2. Haben Eheleute 1969 in einem Ehegattentestament ihr schwerbehindertes Kind bedacht, ist nach dem Tode des einen Ehegatten und eingetretener Bindung des Längerlebenden eine ergänzende Auslegung dahin, dass dem Längerlebenden Testamentsänderungen unter Berücksichtigung zwischenzeitlich geänderter Rechtsprechung (zum sog. Behindertentestament) gestattet sein sollen, nicht ohne weiteres möglich.
Normenkette
BGB §§ 2270, 2271 Abs. 2
Verfahrensgang
AG Husum (Beschluss vom 20.02.2013; Aktenzeichen 11 VI 481/12) |
Tenor
Auf die Beschwerde der Beteiligten zu 1. wird der Beschluss des AG Husum vom 20.2.2013 geändert. Der Antrag der Beteiligten zu 2. auf Erteilung eines Testamentsvollstreckerzeugnisses wird zurückgewiesen.
Die Gerichtskosten I. Instanz trägt die Beteiligte zu 2. Gerichtskosten für das Beschwerdeverfahren werden nicht erhoben. Kostenerstattung findet nicht statt.
Der Geschäftswert für das Beschwerdeverfahren beträgt 69.300 EUR.
Gründe
I. Die Erblasserin und ihr am 16.7.1978 vorverstorbener Ehemann ... fertigten unter dem 4.4.1969 ein handschriftliches gemeinschaftliches Testament mit folgendem Wortlaut:
"..., den 4.4.1969
Gemeinsames Testament
Für den Fall meines Todes bestimme ich, dass Alleinerbe meines Nachlasses sein soll: Meine Ehefrau ... Nach dem Tode des Zuletztversterbenden von uns beiden Eheleuten soll unsere Tochter,..., Nacherbe sein.
Die Vorerbschaft ist eine befreite Vorerbschaft.
... (Unterschrift) Dies soll auch mein Testament sein. Im Falle meines Ablebens soll mein Ehemann,..., Vorerbe sein. Nach dem Tode des Zuletztversterbenden soll unsere Tochter Nacherbe sein, im Sinne einer befreiten Vorerbschaft.
...(Unterschrift)
Nach dem Tode des Ehemannes der Erblasserin wurde dieses Testament eröffnet.
Nach dem Tode der Erblasserin wurde das fragliche gemeinschaftliche Testament vom 4.4.1969 nochmals eröffnet. Zudem wurde ein notarielles Testament eröffnet, das die Erblasserin zur UR.-Nr .../2006 des Notars ... am 31.10.2006 hatte aufnehmen lassen. In diesem Testament heißt es:
"Ich bin verwitwet. Mein Ehemann ist am 16.7.1978 vorverstorben.

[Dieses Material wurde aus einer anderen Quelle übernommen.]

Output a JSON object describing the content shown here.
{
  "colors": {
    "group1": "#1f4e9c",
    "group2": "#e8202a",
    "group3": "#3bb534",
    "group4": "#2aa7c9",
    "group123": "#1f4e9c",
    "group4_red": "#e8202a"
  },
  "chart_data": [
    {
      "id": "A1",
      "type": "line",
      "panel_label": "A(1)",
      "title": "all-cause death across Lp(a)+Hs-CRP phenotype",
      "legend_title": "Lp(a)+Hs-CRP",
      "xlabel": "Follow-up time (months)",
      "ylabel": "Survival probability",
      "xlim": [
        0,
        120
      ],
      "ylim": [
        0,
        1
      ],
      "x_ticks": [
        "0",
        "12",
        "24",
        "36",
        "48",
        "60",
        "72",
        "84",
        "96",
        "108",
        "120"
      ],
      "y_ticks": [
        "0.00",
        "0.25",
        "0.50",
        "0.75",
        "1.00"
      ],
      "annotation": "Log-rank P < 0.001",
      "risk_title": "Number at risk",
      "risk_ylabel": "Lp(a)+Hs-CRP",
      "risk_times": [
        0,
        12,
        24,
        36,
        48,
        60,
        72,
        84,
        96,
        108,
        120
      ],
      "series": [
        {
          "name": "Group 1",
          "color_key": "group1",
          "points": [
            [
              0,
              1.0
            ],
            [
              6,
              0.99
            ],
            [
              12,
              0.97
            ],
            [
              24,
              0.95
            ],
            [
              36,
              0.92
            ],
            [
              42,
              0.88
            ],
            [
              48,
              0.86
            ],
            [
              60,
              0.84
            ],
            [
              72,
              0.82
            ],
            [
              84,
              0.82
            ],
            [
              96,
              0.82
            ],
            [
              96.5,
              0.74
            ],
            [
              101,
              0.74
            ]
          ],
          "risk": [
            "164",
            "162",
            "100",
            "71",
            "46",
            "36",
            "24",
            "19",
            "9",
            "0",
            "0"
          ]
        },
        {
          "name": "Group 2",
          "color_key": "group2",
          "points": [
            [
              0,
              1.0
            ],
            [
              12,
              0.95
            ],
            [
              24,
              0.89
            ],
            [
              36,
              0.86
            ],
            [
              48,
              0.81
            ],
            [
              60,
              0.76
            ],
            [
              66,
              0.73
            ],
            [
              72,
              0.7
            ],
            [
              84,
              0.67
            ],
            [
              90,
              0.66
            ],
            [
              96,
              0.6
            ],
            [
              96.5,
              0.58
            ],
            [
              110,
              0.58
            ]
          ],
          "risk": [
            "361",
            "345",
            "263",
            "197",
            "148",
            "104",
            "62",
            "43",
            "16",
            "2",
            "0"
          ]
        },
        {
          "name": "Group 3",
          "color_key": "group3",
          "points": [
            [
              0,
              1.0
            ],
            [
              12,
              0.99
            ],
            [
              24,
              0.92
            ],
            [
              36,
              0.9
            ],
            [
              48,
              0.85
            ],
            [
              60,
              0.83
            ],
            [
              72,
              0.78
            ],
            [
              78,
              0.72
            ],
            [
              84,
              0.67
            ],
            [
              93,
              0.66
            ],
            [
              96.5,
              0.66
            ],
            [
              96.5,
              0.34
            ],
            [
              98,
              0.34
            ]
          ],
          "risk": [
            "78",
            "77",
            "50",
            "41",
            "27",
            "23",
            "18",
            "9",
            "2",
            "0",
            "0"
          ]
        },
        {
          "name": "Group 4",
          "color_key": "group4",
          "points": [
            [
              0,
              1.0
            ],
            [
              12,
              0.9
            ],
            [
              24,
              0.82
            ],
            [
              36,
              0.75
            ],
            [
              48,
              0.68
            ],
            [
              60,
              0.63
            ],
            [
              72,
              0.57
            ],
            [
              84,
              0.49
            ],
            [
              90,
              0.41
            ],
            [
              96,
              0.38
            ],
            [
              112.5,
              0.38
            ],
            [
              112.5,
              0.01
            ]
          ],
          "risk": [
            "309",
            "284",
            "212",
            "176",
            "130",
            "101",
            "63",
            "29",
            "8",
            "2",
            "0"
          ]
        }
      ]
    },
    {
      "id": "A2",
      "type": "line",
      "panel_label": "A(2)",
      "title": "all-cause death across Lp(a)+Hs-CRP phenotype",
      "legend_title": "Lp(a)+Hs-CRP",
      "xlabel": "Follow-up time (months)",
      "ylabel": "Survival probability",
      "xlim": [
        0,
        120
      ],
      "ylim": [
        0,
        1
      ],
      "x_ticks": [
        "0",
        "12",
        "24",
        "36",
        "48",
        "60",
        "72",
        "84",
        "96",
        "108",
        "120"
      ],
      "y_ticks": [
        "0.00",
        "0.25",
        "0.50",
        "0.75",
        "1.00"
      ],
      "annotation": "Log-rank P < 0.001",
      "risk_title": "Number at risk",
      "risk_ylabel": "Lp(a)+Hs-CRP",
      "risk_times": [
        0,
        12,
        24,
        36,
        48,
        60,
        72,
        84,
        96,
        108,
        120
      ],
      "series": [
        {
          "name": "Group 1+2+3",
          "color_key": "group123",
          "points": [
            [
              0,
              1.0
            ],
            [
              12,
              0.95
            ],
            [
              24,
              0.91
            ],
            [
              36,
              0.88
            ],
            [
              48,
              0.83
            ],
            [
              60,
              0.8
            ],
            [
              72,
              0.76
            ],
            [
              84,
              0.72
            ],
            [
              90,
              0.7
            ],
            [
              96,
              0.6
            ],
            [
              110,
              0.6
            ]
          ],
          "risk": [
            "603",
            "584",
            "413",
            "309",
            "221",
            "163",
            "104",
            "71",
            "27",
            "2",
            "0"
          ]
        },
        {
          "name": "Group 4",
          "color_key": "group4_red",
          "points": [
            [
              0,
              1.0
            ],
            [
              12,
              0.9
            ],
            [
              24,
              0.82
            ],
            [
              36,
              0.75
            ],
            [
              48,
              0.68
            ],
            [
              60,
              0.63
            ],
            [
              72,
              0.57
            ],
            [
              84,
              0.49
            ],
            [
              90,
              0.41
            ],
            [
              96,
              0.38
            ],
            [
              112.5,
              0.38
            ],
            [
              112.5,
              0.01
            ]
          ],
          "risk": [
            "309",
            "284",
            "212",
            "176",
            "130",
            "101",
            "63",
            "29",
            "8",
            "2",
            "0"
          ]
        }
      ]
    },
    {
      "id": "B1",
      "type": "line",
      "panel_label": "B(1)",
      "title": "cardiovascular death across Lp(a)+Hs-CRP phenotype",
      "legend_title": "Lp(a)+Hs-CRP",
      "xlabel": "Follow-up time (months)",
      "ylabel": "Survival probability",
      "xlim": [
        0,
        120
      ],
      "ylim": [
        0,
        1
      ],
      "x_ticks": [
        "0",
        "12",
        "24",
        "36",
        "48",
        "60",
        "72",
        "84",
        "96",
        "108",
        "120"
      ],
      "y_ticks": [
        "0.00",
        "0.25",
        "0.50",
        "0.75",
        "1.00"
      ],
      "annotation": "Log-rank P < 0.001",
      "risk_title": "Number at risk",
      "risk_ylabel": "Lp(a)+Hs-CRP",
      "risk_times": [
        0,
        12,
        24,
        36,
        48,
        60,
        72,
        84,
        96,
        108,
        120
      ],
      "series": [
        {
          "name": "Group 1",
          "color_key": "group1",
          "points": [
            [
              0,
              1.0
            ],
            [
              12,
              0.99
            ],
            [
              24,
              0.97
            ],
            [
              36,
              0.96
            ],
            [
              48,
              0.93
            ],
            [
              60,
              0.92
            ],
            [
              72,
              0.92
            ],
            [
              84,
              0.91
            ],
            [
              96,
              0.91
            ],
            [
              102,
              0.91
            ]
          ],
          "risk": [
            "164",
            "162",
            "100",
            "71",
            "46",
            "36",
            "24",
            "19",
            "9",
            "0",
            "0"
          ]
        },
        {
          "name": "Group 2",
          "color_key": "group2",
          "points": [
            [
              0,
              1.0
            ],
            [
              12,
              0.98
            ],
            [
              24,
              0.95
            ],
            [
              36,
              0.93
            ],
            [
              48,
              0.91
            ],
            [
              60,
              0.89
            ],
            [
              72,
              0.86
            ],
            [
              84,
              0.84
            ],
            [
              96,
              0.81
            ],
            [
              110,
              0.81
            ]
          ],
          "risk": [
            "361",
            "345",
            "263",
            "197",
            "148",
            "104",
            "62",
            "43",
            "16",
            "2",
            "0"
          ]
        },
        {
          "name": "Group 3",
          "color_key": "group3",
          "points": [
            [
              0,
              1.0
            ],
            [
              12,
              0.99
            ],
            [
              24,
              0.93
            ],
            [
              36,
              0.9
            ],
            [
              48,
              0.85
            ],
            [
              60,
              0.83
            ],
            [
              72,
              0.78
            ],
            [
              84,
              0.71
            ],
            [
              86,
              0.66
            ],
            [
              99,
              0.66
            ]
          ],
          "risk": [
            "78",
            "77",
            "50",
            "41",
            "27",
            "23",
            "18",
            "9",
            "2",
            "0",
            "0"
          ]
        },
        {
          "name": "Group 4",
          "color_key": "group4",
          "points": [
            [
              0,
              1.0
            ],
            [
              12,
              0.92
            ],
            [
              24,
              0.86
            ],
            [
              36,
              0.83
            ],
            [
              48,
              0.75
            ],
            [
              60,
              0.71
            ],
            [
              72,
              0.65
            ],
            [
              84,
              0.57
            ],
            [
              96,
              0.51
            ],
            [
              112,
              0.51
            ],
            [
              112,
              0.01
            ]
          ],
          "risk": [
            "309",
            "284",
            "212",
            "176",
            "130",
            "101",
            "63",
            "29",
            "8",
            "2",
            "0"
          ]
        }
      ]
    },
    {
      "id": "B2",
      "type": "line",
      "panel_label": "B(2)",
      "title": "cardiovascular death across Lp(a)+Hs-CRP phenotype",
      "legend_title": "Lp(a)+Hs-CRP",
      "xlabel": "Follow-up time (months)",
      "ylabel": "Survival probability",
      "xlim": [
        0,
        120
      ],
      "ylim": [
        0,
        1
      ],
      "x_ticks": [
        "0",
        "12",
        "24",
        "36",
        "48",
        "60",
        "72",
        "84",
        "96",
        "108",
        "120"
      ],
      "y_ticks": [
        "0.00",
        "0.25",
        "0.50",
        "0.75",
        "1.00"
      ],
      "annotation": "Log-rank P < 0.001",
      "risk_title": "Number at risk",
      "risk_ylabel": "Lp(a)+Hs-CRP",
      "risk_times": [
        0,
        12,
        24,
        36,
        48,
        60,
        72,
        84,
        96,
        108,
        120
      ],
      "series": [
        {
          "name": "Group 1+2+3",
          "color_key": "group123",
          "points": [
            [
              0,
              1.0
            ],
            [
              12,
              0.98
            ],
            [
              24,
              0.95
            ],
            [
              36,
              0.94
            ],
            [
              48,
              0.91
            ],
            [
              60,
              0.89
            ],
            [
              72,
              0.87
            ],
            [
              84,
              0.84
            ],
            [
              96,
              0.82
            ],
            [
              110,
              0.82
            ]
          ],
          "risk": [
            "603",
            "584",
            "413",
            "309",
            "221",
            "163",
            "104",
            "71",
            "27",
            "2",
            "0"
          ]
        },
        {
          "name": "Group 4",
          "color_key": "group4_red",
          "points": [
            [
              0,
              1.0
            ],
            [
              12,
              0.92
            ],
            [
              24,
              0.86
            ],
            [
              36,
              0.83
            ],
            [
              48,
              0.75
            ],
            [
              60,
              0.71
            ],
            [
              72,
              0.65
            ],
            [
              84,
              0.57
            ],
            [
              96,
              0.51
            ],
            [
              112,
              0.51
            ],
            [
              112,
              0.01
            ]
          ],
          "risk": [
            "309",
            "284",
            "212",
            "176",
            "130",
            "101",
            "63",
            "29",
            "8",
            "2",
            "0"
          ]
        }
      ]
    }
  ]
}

Ich habe eine Tochter,... ist schwerbehindert ...
§ 1
Sämtliche bisherigen letztwilligen Verfügungen widerrufe ich hiermit.
§ 2
Ich setze meine Tochter ..., geboren ..., als Vorerbin ein. Die Vorerbin wird von den Beschränkungen des § 2113f BGB ausdrücklich nicht befreit. Nacherbe wird Frau ..., ersatzweise deren Abkömmlinge, und zwar zu gleichen Teilen.
§ 3 Testamentsvollstreckung
Mit Rücksicht darauf, dass meine Tochter ... wegen ihrer Behinderung nicht in der Lage sein wird, ihre Angelegenheiten selbst zu besorgen, insbesondere die ihr durch den Erbfall zugefallenen Vermögenswerte selbst zu verwalten, wird Testamentsvollstreckung (Dauervollstreckung gem. § 2209 BGB) angeordnet ...
Der jeweilige Testamentsvollstrecker hat meiner Tochter ... die ihr gebührenden anteiligen jährlichen Reinerträgnisse (Nutzungen) des Nachlasses nur in Form folgender Leistungen zuzuwenden ...
Zum Testamentsvollstrecker über das Erbe meiner Tochter ... wird ... ernannt ..."
Nach dem Tode der Erblasserin beantragte die Beteiligte zu 2. am 18.7.2012 zur UR.-Nr .../2012 des Notars ... unter der Erklärung, das Testamentsvollstreckeramt anzunehmen, die Erteilung eines Testamentsvollstreckerzeugnisses. Sie bezog sich auf das genannte notarielle Testament der Erblasserin vom 31.10.2006.
Mit Beschluss des AG ... vom 23.10.2012 wurde Rechtanwalt ... zum Ergänzungsbetreuer der Beteiligten zu 1. bestellt.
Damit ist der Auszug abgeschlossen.